Lutter contre le décrochage scolaire, c’est possible ! Retour sur dix ans de mobilisation.

Comment définir le décrochage scolaire ?
Les termes sont multiples pour désigner ce phénomène : « sortie sans qualification », « décrochage cognitif », « décrocheur », « décroché », « déscolarisation », « sortant précoce », « absentéisme », « illettrisme » … La notion de décrocheur a été retenue d’une manière un peu générique, parce qu’elle était mobilisatrice et internationale, même si, aujourd’hui, on évoque plutôt la « persévérance scolaire »  qui positive la problématique. Cette profusion d’appellations démontre le besoin de définir de quoi on parle exactement. Sur le plan administratif et statistique, il existe deux indicateurs. On parle de flux pour établir le nombre d’élèves « décrochés » produit par le système scolaire annuellement : en 2008/2010,135.000 à 140.000 jeunes étaient concernés (soit 17 % d’une classe d’âge). Quant au stock qui désigne le nombre de 18-24 ans sans diplôme et qui est un indicateur européen, il s’élevait à 620.000 jeunes en 2012 (11,6 %). Aujourd’hui, on en est respectivement à moins de 100 000 (13%) et moins de 500.000 (8,8%). La définition plus extensive qui prend en compte le processus est importante, elle, en termes de prévention sur le plan pédagogique et éducatif.
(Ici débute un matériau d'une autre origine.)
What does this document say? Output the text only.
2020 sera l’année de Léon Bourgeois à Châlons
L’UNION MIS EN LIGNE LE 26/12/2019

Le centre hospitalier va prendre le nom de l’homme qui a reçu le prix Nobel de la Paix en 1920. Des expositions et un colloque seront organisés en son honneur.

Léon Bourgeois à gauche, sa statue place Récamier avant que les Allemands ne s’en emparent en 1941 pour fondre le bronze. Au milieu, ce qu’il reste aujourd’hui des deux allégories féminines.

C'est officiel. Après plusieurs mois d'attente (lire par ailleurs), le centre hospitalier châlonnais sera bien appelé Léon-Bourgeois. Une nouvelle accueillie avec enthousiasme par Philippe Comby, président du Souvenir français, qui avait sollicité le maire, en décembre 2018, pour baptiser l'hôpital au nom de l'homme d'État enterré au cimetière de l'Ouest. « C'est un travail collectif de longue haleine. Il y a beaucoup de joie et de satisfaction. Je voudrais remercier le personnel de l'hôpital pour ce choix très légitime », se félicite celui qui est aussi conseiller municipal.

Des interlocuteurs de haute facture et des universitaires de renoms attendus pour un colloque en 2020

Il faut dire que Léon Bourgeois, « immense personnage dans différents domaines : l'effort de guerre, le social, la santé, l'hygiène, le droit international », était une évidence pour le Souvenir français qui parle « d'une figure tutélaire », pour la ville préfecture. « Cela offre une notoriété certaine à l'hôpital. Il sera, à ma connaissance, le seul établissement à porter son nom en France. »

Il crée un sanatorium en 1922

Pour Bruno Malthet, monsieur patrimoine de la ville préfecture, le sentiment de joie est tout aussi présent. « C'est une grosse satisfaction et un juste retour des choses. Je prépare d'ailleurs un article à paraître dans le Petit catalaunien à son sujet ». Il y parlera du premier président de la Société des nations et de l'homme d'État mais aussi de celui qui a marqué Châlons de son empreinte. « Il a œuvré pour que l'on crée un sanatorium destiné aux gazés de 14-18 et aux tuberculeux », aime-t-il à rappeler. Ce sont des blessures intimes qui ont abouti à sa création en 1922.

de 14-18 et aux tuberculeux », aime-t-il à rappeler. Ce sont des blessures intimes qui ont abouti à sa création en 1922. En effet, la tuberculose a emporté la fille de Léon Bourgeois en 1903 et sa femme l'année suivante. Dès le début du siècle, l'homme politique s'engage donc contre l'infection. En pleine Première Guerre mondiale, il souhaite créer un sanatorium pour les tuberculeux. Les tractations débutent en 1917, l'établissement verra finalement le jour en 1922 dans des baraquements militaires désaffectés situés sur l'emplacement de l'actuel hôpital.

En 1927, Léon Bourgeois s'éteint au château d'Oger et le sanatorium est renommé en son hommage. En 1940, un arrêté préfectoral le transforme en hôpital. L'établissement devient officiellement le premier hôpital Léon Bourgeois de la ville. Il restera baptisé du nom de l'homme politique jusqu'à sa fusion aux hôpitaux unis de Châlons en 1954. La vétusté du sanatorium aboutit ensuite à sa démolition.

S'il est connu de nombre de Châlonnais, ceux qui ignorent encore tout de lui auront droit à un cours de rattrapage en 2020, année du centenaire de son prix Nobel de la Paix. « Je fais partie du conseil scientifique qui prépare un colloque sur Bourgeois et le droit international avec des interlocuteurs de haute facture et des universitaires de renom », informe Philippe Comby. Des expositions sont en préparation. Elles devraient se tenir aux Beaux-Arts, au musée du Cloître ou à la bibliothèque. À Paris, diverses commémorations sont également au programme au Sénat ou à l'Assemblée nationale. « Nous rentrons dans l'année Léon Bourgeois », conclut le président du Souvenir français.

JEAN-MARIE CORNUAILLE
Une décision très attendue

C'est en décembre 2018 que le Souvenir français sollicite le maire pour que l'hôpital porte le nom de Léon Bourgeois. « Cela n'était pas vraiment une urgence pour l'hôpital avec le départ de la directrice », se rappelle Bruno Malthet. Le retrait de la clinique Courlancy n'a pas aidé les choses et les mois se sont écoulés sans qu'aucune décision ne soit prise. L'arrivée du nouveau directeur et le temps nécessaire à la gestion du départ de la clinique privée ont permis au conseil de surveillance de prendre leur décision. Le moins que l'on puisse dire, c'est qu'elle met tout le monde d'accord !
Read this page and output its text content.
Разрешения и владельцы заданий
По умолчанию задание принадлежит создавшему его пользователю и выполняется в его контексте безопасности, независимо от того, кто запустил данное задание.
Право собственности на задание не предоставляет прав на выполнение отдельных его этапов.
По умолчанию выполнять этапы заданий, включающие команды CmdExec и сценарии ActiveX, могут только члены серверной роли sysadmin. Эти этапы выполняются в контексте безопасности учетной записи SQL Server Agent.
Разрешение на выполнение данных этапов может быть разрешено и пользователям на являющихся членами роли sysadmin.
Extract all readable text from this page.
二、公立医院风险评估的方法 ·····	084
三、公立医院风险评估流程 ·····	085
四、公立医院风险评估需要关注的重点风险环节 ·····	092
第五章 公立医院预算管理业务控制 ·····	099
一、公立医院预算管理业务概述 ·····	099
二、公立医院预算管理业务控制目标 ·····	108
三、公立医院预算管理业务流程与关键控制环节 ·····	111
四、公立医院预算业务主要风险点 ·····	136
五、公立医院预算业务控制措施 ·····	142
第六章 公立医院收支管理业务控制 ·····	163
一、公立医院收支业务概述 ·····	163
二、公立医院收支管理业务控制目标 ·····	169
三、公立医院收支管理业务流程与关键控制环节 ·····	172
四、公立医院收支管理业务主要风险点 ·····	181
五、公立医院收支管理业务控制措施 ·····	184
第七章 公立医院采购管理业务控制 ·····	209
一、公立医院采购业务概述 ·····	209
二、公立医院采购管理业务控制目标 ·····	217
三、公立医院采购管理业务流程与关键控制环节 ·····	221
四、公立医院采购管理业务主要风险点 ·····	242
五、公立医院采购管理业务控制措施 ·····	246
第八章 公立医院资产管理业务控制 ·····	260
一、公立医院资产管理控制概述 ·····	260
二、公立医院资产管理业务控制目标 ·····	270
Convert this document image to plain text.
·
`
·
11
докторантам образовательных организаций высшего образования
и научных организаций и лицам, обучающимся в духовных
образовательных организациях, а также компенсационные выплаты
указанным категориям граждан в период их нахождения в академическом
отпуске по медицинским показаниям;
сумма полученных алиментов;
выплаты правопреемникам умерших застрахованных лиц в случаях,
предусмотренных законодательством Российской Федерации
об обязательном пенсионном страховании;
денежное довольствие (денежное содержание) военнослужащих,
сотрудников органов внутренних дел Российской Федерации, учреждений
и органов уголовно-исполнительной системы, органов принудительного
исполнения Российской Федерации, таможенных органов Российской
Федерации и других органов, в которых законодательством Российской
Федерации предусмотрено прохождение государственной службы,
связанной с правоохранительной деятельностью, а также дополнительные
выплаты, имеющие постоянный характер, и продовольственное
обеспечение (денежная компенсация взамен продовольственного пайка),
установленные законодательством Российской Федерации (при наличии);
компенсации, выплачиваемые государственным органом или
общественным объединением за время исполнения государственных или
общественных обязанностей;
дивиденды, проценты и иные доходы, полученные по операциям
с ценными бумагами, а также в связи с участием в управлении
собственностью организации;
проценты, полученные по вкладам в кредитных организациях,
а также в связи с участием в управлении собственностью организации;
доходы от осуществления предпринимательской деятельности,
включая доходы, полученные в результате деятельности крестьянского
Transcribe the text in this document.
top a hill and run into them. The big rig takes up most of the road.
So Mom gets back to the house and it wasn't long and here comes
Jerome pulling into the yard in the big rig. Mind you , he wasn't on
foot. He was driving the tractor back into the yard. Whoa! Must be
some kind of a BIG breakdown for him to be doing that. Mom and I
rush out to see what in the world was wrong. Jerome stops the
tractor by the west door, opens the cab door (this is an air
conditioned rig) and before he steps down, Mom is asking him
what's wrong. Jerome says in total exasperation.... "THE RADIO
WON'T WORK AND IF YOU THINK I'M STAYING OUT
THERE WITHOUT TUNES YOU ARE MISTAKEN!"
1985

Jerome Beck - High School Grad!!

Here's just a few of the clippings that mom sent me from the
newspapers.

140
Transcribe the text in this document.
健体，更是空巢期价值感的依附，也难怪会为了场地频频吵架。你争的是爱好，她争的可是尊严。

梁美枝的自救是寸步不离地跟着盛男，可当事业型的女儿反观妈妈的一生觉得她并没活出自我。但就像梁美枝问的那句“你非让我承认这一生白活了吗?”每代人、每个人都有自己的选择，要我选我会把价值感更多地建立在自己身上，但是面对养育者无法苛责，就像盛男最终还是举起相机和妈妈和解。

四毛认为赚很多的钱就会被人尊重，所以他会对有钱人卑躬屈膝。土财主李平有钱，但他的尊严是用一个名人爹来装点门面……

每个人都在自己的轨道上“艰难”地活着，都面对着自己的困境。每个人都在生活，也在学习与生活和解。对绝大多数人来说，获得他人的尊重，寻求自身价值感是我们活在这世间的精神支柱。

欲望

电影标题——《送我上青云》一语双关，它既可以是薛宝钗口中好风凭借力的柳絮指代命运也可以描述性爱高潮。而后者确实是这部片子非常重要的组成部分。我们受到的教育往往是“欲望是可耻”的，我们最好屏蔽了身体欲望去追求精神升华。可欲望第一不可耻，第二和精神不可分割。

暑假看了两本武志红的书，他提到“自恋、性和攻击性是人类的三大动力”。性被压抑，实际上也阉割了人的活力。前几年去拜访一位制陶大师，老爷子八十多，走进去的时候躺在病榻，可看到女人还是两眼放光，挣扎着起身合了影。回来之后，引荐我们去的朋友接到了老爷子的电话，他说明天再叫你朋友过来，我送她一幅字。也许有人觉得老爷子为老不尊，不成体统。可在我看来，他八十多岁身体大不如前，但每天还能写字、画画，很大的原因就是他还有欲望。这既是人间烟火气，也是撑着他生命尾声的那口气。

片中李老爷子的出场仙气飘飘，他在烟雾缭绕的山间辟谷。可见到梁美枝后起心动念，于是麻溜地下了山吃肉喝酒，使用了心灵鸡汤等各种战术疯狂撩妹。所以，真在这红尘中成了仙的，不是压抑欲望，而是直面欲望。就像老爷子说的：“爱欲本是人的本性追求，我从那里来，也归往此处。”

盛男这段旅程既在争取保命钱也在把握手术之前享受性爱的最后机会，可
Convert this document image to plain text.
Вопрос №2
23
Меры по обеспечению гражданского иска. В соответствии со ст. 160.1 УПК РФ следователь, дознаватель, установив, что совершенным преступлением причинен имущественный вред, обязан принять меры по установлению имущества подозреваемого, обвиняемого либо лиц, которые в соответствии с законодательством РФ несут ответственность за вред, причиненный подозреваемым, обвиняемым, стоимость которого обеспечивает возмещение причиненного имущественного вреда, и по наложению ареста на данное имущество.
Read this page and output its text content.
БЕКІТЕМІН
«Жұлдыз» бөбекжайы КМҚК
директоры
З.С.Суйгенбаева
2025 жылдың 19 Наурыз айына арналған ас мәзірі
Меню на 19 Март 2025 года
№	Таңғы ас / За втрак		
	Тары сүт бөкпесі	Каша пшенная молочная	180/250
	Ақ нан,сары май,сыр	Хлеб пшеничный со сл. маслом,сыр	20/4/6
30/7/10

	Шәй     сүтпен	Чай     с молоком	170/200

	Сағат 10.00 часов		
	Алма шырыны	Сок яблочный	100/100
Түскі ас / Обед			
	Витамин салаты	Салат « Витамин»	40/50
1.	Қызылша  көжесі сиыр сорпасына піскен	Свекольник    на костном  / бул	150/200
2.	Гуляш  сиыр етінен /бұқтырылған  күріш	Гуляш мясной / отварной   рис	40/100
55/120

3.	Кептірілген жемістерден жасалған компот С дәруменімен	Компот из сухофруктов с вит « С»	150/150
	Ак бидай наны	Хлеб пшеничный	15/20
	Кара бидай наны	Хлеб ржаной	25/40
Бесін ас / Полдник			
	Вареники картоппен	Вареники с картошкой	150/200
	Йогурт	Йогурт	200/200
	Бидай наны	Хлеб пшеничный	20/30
Que s’est-il donc passé entre 2008/2012 et 2018 ?
Je voudrais d’abord rappeler que la loi d’orientation sur l’éducation de 1989  fixait déjà pour objectif non seulement d’amener 80 % d’une classe d’âge au BAC (ce que l’on connaît bien), mais aussi 100 % à une qualification (ce qu’on a un peu oublié). Pendant longtemps, cette seconde volonté ne s’est pas traduite réellement dans les actes. Face à cette population qui sortait du système scolaire sans une qualification lui permettant un accès au marché du travail, on cherchait des solutions en aval de la période d’obligation scolaire. Le basculement vers une gestion plus en amont s’est déroulé en plusieurs étapes. La loi de février 2005, qui privilégie la scolarisation dans un établissement ordinaire des élèves identifiés comme handicapés, a sensibilisé l’école à la problématique des plus vulnérables. La loi d’orientation pour l’avenir de l’école d’avril 2005, en fixant un « socle commun de connaissances et de compétences » a contribué à mobiliser la communauté éducative. A partir de 2008, s’est affichée une volonté politique claire se concrétisant par un encouragement aux expérimentations locales pour inventer des réponses au décrochage. En 2009, la loi « École pour tous » instaura un Système interministériel d'échange d'informations qui s’impose depuis tant à l’Éducation nationale qu’aux CFA ou à l’enseignement privé et agricole. Le SIEI est destiné à identifier les élèves sortant précocement afin de leur proposer un accompagnement. La même année, le plan « Agir pour la jeunesse » généralise les PSAD (plateformes de suivi et d’appui aux décro­cheurs) qui coordonnent les acteurs locaux de la forma­tion, de l’orientation et de l’inser­tion des jeunes. En 2013 est créée la MLDS (Mission de lutte contre le décrochage scolaire) qui offre une remédiation aux élèves sortis de l’école sans diplôme et mobilise les établissements en réseaux « Foquale ». Toutes ces actions sont à la mesure d’une décennie de mobilisation qui a fait du décrochage scolaire une grande cause nationale.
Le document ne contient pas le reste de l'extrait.